経営の世界では、「人財」「人材」という言葉があるように、企業で働く人々をその企業の財産として位置づける考え方があります。しかし、簿記の世界では、原則として、人間を簿記の枠組みで捉えるべき財産として考えません。したがって、従業員の雇用や退職、知識や経験を積んだことによるスキルアップや老化による行動力の減退などを簿記上の取引として取り扱うこともありません。

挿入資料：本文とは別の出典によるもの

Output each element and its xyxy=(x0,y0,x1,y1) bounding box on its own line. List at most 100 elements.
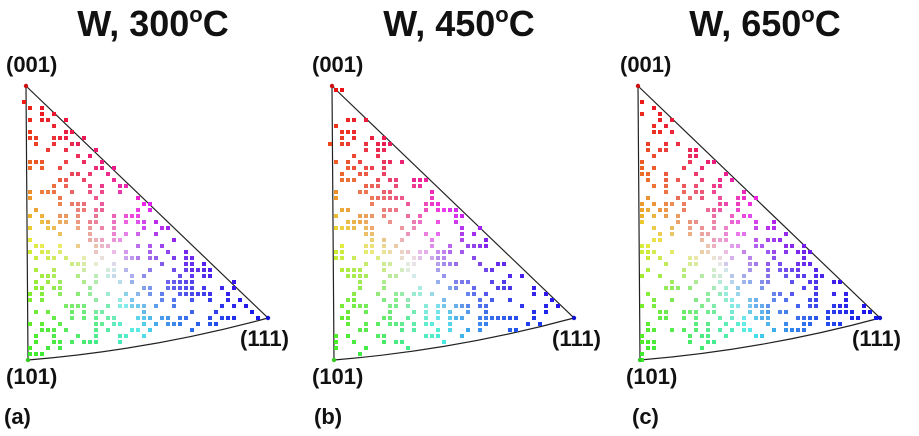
grain-orientation-point xyxy=(382,262,386,266)
panel-label: (b) xyxy=(314,404,343,429)
grain-orientation-point xyxy=(106,328,110,332)
grain-orientation-point xyxy=(394,184,398,188)
grain-orientation-point xyxy=(148,292,152,296)
grain-orientation-point xyxy=(760,334,764,338)
grain-orientation-point xyxy=(64,148,68,152)
grain-orientation-point xyxy=(712,286,716,290)
grain-orientation-point xyxy=(382,208,386,212)
grain-orientation-point xyxy=(388,196,392,200)
grain-orientation-point xyxy=(784,232,788,236)
grain-orientation-point xyxy=(82,280,86,284)
grain-orientation-point xyxy=(70,304,74,308)
grain-orientation-point xyxy=(412,178,416,182)
grain-orientation-point xyxy=(436,208,440,212)
grain-orientation-point xyxy=(190,274,194,278)
grain-orientation-point xyxy=(214,322,218,326)
pole-vertex-marker xyxy=(635,83,641,89)
grain-orientation-point xyxy=(646,172,650,176)
grain-orientation-point xyxy=(100,244,104,248)
grain-orientation-point xyxy=(736,322,740,326)
grain-orientation-point xyxy=(190,298,194,302)
grain-orientation-point xyxy=(346,316,350,320)
grain-orientation-point xyxy=(142,310,146,314)
grain-orientation-point xyxy=(382,244,386,248)
grain-orientation-point xyxy=(766,238,770,242)
grain-orientation-point xyxy=(184,316,188,320)
grain-orientation-point xyxy=(436,250,440,254)
grain-orientation-point xyxy=(706,322,710,326)
pole-label-001: (001) xyxy=(312,52,364,77)
grain-orientation-point xyxy=(88,220,92,224)
grain-orientation-point xyxy=(112,232,116,236)
grain-orientation-point xyxy=(640,250,644,254)
grain-orientation-point xyxy=(682,316,686,320)
grain-orientation-point xyxy=(190,310,194,314)
grain-orientation-point xyxy=(118,280,122,284)
grain-orientation-point xyxy=(376,178,380,182)
grain-orientation-point xyxy=(202,268,206,272)
grain-orientation-point xyxy=(94,220,98,224)
grain-orientation-point xyxy=(124,256,128,260)
grain-orientation-point xyxy=(400,322,404,326)
grain-orientation-point xyxy=(28,298,32,302)
grain-orientation-point xyxy=(694,328,698,332)
grain-orientation-point xyxy=(784,274,788,278)
grain-orientation-point xyxy=(238,298,242,302)
grain-orientation-point xyxy=(382,250,386,254)
grain-orientation-point xyxy=(664,316,668,320)
grain-orientation-point xyxy=(106,268,110,272)
grain-orientation-point xyxy=(364,214,368,218)
grain-orientation-point xyxy=(640,202,644,206)
grain-orientation-point xyxy=(352,226,356,230)
grain-orientation-point xyxy=(646,178,650,182)
grain-orientation-point xyxy=(406,262,410,266)
grain-orientation-point xyxy=(208,298,212,302)
grain-orientation-point xyxy=(754,298,758,302)
grain-orientation-point xyxy=(358,352,362,356)
grain-orientation-point xyxy=(406,268,410,272)
grain-orientation-point xyxy=(664,178,668,182)
grain-orientation-point xyxy=(430,292,434,296)
grain-orientation-point xyxy=(766,268,770,272)
grain-orientation-point xyxy=(712,160,716,164)
grain-orientation-point xyxy=(874,316,878,320)
grain-orientation-point xyxy=(664,208,668,212)
grain-orientation-point xyxy=(34,310,38,314)
grain-orientation-point xyxy=(694,280,698,284)
pole-vertex-marker xyxy=(265,315,271,321)
grain-orientation-point xyxy=(28,226,32,230)
grain-orientation-point xyxy=(448,208,452,212)
grain-orientation-point xyxy=(124,214,128,218)
grain-orientation-point xyxy=(118,334,122,338)
grain-orientation-point xyxy=(184,250,188,254)
grain-orientation-point xyxy=(76,172,80,176)
grain-orientation-point xyxy=(724,226,728,230)
grain-orientation-point xyxy=(118,304,122,308)
grain-orientation-point xyxy=(88,154,92,158)
grain-orientation-point xyxy=(352,130,356,134)
grain-orientation-point xyxy=(364,322,368,326)
grain-orientation-point xyxy=(712,214,716,218)
grain-orientation-point xyxy=(100,322,104,326)
grain-orientation-point xyxy=(670,118,674,122)
grain-orientation-point xyxy=(58,166,62,170)
grain-orientation-point xyxy=(358,274,362,278)
grain-orientation-point xyxy=(100,166,104,170)
grain-orientation-point xyxy=(382,340,386,344)
pole-label-101: (101) xyxy=(626,364,678,389)
grain-orientation-point xyxy=(688,232,692,236)
grain-orientation-point xyxy=(472,244,476,248)
grain-orientation-point xyxy=(496,316,500,320)
grain-orientation-point xyxy=(640,274,644,278)
grain-orientation-point xyxy=(412,310,416,314)
grain-orientation-point xyxy=(370,166,374,170)
grain-orientation-point xyxy=(364,220,368,224)
grain-orientation-point xyxy=(100,256,104,260)
grain-orientation-point xyxy=(82,340,86,344)
grain-orientation-point xyxy=(76,274,80,278)
grain-orientation-point xyxy=(94,244,98,248)
grain-orientation-point xyxy=(844,292,848,296)
grain-orientation-point xyxy=(172,322,176,326)
grain-orientation-point xyxy=(364,172,368,176)
grain-orientation-point xyxy=(58,286,62,290)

なお、ここでは日常生活の中で使われる意味とは違うということを強調するために「簿記上の取引」という言葉を使っていますが、以後、簿記上の意味で使われていることが自明である場合は、「簿記上の」という枕詞を外して、単に「取引」といいます(このブログを含む簿記の教材では、簿記の話をしていることが自明なので、はじめに「簿記上の取引」の説明をしたら、通常、その後は枕詞を外してしまいます)。

取引の分解

会計帳簿には、財産の動きに加えて、その財産の動きがどのような理由によってもたらされたかを記録することになっています。これは、後々に会計帳簿の記録を見直したときに、どのようなことがあったのかを振り返ることができるようにしたいからです。たとえば、企業の財産が100億円減ってしまったとしましょう。財産の動きだけしか記録していないと、100億円減ったという事実が分かっただけで終わってしまい、「なぜそうなったのか」を知ることはできません。財産が変化した理由を記録しておくことは、後々、この「なぜ」に答えるために必要なのです。

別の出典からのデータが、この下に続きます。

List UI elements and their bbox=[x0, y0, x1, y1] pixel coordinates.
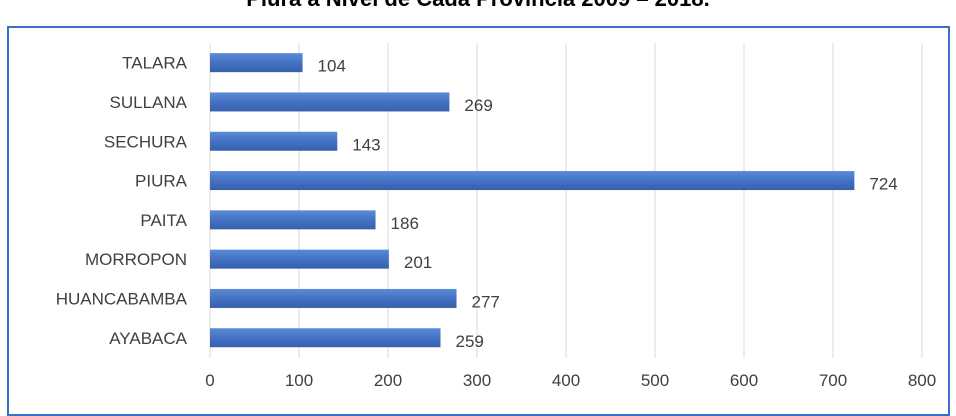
data-label: 104 bbox=[318, 57, 346, 76]
category-label: PIURA bbox=[135, 172, 188, 191]
bar-sechura bbox=[210, 131, 338, 151]
data-label: 259 bbox=[456, 332, 484, 351]
x-tick-label: 300 bbox=[463, 371, 491, 390]
chart-title: Piura a Nivel de Cada Provincia 2009 – 2… bbox=[0, 0, 956, 12]
bar-paita bbox=[210, 210, 376, 230]
x-tick-label: 800 bbox=[908, 371, 936, 390]
category-label: SECHURA bbox=[104, 132, 188, 151]
x-tick-label: 100 bbox=[285, 371, 313, 390]
category-label: MORROPON bbox=[85, 250, 187, 269]
data-label: 201 bbox=[404, 253, 432, 272]
x-tick-label: 400 bbox=[552, 371, 580, 390]
category-label: AYABACA bbox=[109, 329, 187, 348]
x-tick-label: 700 bbox=[819, 371, 847, 390]
category-label: HUANCABAMBA bbox=[56, 289, 188, 308]
data-label: 269 bbox=[464, 96, 492, 115]
bar-sullana bbox=[210, 92, 450, 112]
bar-piura bbox=[210, 171, 855, 191]
category-label: TALARA bbox=[122, 54, 188, 73]
bar-huancabamba bbox=[210, 288, 457, 308]
chart-frame bbox=[7, 26, 950, 416]
x-tick-label: 600 bbox=[730, 371, 758, 390]
data-label: 186 bbox=[391, 214, 419, 233]
x-tick-label: 500 bbox=[641, 371, 669, 390]
data-label: 143 bbox=[352, 135, 380, 154]
bar-ayabaca bbox=[210, 328, 441, 348]
data-label: 277 bbox=[472, 292, 500, 311]
x-tick-label: 200 bbox=[374, 371, 402, 390]
category-label: SULLANA bbox=[110, 93, 188, 112]
bar-talara bbox=[210, 53, 303, 73]
category-label: PAITA bbox=[140, 211, 187, 230]
x-tick-label: 0 bbox=[205, 371, 214, 390]
bar-morropon bbox=[210, 249, 389, 269]
data-label: 724 bbox=[869, 175, 897, 194]
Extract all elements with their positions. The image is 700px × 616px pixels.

この作業は、慣れるまでは難しいかもしれません。いくつか例を示してみましょう。

  • 電車代として、現金2,000円を支払った。
    • (財産の動き)現金が2,000円減った。
    • (その理由)電車代2,000円を支払うため。
  • 備品を購入し、その代金600,000円を現金で支払った。
    • (財産の動き)現金が600,000円減った。
    • (その理由)備品600,000円を購入するため。
  • 銀行から現金2,000,000円を借り入れた。
    • (財産の動き)現金が2,000,000円増えた。
    • (その理由)2,000,000円を借り入れたため。
  • 普通預金口座から現金50,000円を引き出した。
    • (財産の動き)現金が50,000円増えた。
    • (その理由)預金を50,000円引き出したため。

慣れるまでの間は、現金の動きに着目するとわかりやすいでしょう。財産の動きとその理由を分けるという作業に慣れてくると、現金以外の財産に着目して取引を分解することも自然にできるようになります。普段から、買い物をしたり、サービスにお金を支払ったりといったときに、「この取引を分解したらどうなるだろう」と考えるようにしてみると、この取引の分解の考え方をスピーディーに身につけることができるでしょう。